Non-Governmental Organizations (NGOs) play a crucial role in the social and economic development of a country. These organizations work towards the betterment of society, addressing various issues like education, poverty alleviation, healthcare, and environmental sustainability. However, NGOs can be structured in different ways, and one of the most recognized forms in India is the Section 8 company. While all Section 8 companies are NGOs, not all NGOs are Section 8 companies. This article explores the key differences between a Section 8 company and other types of NGOs.
What is an NGO?
An NGO, or Non-Governmental Organization, is a broad term that refers to any non-profit entity that operates independently of the government. NGOs can be formed for various purposes, including charitable, religious, educational, and social activities. In India, NGOs can be registered under different legal structures, including Trusts, Societies, and Section 8 companies.
What is a Section 8 Company?
A Section 8 company is a type of NGO registered under Section 8 of the Companies Act, 2013. It is formed to promote commerce, art, science, sports, education, research, social welfare, charity, or environmental protection. Unlike other companies, a Section 8 company does not aim to generate profits for its members but instead reinvests any income towards achieving its objectives.
Key Differences Between a Section 8 Company and Other NGOs
Legal Structure
A Section 8 company is registered under the Companies Act, 2013.
NGOs can be structured as Trusts (under the Indian Trusts Act, 1882) or Societies (under the Societies Registration Act, 1860).
Governance and Regulation
A Section 8 company is governed by the Ministry of Corporate Affairs (MCA) and must comply with corporate governance norms.
Trusts and Societies follow different regulatory frameworks based on state and central laws, and their compliance requirements are usually less stringent.
Profit Distribution
A Section 8 company cannot distribute profits or dividends to its members; all earnings must be reinvested in the company’s objectives.
In a Trust or Society, surplus funds may also be used for charitable purposes, but the structure allows for more flexibility in fund management.
Formation and Registration
To register a Section 8 company, approval from the Registrar of Companies (RoC) and a license from the MCA are required.
Trusts are created through a trust deed, and Societies require a memorandum of association and bylaws.
Tax Benefits
A Section 8 company enjoys several tax benefits under the Income Tax Act, including exemptions under Section 80G and 12A.
Trusts and Societies may also avail of similar tax exemptions but are subject to different regulatory criteria.
Credibility and Transparency
A Section 8 company is considered more credible due to strict regulatory compliance and mandatory financial audits.
Trusts and Societies may have lesser regulatory oversight, making transparency dependent on internal governance.
Ease of Fundraising
A Section 8 company is preferred by donors, government agencies, and international organizations due to its corporate structure and compliance with the Companies Act.
Trusts and Societies may face challenges in securing large-scale funding due to their less formal governance structures.
Perpetual Succession
A Section 8 company has perpetual succession, meaning it continues to exist regardless of changes in membership.

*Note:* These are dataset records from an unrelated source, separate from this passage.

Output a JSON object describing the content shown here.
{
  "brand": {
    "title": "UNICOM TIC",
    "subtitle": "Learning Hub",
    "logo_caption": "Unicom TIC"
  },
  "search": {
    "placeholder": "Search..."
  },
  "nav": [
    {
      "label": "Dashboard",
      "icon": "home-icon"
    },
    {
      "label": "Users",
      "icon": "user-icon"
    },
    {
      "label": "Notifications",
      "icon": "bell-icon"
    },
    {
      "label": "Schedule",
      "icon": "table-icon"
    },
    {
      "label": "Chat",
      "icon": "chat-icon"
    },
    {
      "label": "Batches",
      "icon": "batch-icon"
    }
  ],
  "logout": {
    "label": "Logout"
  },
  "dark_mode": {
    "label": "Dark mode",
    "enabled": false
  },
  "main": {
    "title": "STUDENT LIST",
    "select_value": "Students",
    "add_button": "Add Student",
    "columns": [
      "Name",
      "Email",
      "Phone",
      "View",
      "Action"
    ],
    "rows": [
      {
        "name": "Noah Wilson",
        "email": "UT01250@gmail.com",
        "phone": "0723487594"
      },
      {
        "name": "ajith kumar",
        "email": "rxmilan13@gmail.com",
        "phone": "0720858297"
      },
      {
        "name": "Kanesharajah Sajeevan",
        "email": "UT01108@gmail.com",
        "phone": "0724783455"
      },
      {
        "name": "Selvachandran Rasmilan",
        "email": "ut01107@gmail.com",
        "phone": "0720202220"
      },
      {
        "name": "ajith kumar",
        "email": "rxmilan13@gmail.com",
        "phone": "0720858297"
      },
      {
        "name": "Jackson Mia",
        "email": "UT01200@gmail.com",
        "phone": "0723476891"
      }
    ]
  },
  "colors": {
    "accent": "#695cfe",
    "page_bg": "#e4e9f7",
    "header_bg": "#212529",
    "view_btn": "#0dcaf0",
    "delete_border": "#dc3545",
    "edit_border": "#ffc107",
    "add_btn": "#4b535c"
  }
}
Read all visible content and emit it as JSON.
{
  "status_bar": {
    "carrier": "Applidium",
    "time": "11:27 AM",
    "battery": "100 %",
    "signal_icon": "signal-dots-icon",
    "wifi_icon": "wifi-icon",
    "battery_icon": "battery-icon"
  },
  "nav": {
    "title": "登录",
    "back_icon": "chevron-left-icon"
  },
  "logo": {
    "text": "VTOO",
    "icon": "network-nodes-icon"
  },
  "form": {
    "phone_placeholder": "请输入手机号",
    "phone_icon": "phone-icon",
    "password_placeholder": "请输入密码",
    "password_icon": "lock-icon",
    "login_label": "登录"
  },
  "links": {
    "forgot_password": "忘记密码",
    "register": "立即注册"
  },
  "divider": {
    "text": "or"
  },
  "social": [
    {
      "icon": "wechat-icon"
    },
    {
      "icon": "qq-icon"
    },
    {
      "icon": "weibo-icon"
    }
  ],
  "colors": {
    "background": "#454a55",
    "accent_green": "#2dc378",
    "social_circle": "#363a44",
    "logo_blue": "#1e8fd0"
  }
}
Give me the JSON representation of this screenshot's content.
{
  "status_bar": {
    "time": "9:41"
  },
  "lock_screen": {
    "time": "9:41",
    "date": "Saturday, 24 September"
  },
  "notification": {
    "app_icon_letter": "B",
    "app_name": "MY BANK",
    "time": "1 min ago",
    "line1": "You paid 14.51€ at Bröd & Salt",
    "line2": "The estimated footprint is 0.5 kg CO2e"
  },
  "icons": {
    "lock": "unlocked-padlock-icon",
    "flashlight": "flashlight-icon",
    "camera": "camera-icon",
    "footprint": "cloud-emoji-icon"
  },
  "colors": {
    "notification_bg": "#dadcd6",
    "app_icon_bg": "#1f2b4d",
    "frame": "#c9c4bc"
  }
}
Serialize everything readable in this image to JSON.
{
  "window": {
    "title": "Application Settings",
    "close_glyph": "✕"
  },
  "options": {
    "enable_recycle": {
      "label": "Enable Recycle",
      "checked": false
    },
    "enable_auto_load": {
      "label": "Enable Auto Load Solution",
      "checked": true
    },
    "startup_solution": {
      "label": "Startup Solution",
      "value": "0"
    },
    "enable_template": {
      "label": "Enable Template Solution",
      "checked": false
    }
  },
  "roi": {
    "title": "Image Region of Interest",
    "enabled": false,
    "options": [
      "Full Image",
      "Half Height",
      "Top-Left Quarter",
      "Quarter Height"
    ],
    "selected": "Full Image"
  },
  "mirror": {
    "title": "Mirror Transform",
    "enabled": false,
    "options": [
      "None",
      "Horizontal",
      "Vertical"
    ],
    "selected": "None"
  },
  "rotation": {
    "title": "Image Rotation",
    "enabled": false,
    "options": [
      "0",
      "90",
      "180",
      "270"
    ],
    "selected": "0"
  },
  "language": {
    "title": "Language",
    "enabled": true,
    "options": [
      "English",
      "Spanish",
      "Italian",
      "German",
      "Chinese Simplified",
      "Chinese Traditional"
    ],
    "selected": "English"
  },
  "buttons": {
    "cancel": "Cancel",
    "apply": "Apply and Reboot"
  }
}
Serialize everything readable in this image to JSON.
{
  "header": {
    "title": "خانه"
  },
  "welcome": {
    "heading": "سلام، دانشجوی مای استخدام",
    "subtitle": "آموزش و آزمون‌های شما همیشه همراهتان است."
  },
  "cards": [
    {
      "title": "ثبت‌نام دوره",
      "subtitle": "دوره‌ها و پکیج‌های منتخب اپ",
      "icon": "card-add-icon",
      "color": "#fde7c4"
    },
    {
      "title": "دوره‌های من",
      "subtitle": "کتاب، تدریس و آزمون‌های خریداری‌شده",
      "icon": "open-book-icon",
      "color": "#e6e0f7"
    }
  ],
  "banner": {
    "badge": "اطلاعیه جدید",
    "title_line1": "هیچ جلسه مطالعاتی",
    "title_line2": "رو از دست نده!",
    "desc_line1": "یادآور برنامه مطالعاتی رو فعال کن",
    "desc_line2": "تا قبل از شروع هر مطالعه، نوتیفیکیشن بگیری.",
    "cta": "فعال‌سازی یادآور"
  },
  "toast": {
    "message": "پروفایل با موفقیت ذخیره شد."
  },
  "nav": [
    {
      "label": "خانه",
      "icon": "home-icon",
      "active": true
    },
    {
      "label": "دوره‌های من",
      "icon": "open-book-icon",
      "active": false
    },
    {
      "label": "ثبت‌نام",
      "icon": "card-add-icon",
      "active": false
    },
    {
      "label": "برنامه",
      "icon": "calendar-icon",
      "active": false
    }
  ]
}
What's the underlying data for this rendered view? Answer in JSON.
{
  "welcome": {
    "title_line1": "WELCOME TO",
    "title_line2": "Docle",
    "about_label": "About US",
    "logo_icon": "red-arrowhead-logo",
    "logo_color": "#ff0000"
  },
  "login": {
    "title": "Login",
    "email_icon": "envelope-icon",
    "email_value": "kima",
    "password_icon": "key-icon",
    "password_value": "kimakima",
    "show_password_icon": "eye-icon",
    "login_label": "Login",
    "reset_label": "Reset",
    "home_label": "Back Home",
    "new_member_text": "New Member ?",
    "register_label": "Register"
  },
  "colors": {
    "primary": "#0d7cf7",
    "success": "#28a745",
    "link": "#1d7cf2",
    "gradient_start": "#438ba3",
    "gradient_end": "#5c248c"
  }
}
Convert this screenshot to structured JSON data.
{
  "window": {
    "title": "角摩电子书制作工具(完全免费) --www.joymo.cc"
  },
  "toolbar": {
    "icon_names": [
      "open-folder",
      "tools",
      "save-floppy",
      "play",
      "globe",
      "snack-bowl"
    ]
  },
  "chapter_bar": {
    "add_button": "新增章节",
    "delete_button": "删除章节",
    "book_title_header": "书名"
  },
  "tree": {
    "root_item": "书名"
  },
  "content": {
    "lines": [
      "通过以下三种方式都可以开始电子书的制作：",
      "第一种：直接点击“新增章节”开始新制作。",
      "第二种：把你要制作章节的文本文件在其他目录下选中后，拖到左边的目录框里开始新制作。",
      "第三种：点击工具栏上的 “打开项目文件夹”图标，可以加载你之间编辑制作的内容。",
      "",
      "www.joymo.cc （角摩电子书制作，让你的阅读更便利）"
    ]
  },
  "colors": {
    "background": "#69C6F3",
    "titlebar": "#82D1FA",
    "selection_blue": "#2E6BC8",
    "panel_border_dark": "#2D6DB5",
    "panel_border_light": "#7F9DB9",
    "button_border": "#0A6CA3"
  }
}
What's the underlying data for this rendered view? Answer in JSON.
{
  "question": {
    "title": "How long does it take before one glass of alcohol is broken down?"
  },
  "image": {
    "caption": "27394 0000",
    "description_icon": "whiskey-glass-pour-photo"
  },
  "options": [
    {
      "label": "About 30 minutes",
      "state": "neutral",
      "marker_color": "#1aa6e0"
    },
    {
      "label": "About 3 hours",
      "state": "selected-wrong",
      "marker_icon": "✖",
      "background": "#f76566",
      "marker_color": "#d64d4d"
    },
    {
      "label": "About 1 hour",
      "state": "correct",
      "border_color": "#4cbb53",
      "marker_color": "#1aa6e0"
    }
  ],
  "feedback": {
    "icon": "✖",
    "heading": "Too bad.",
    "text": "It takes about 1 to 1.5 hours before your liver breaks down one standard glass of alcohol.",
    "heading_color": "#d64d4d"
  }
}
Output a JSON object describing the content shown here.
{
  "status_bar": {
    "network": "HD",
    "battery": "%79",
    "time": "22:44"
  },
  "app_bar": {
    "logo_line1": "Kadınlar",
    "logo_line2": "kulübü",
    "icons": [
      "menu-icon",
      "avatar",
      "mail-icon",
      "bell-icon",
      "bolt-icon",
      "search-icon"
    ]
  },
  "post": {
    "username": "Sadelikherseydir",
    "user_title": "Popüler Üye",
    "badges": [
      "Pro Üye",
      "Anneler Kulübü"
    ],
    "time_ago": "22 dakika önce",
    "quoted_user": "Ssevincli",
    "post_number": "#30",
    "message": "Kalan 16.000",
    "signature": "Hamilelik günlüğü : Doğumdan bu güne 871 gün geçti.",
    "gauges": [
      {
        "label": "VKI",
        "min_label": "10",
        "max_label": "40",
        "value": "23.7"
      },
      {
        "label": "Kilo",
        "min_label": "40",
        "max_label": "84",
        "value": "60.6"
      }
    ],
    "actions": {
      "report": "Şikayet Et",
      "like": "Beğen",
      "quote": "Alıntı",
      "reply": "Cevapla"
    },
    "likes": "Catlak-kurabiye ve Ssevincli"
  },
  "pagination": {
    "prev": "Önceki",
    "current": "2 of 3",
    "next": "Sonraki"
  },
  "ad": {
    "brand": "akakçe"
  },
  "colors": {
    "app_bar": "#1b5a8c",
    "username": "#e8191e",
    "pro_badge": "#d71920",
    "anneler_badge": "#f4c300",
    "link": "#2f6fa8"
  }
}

In Trusts and Societies, changes in management or trustees can sometimes lead to instability.
Dissolution
Dissolving a Section 8 company requires approval from the National Company Law Tribunal (NCLT), and any remaining assets must be transferred to another non-profit organization.
Trusts and Societies follow different dissolution processes, often requiring court intervention.
Which is Better: Section 8 Company, Trust, or Society?
The choice between a Section 8 company, Trust, or Society depends on the organization’s goals, funding needs, and regulatory preferences. A Section 8 company is ideal for NGOs that seek high credibility, long-term stability, and access to large-scale funding. Trusts and Societies may be more suitable for small-scale charitable initiatives with limited administrative needs.
Conclusion
While both Section 8 companies and other NGOs aim to serve society, their legal structures, governance, and compliance requirements differ significantly. A Section 8 company offers greater transparency, regulatory oversight, and fundraising potential, making it a preferred choice for large-scale non-profit organizations. However, Trusts and Societies remain viable options for those seeking simpler registration and operational structures. Understanding these differences can help individuals and organizations choose the right framework to achieve their philanthropic goals effectively.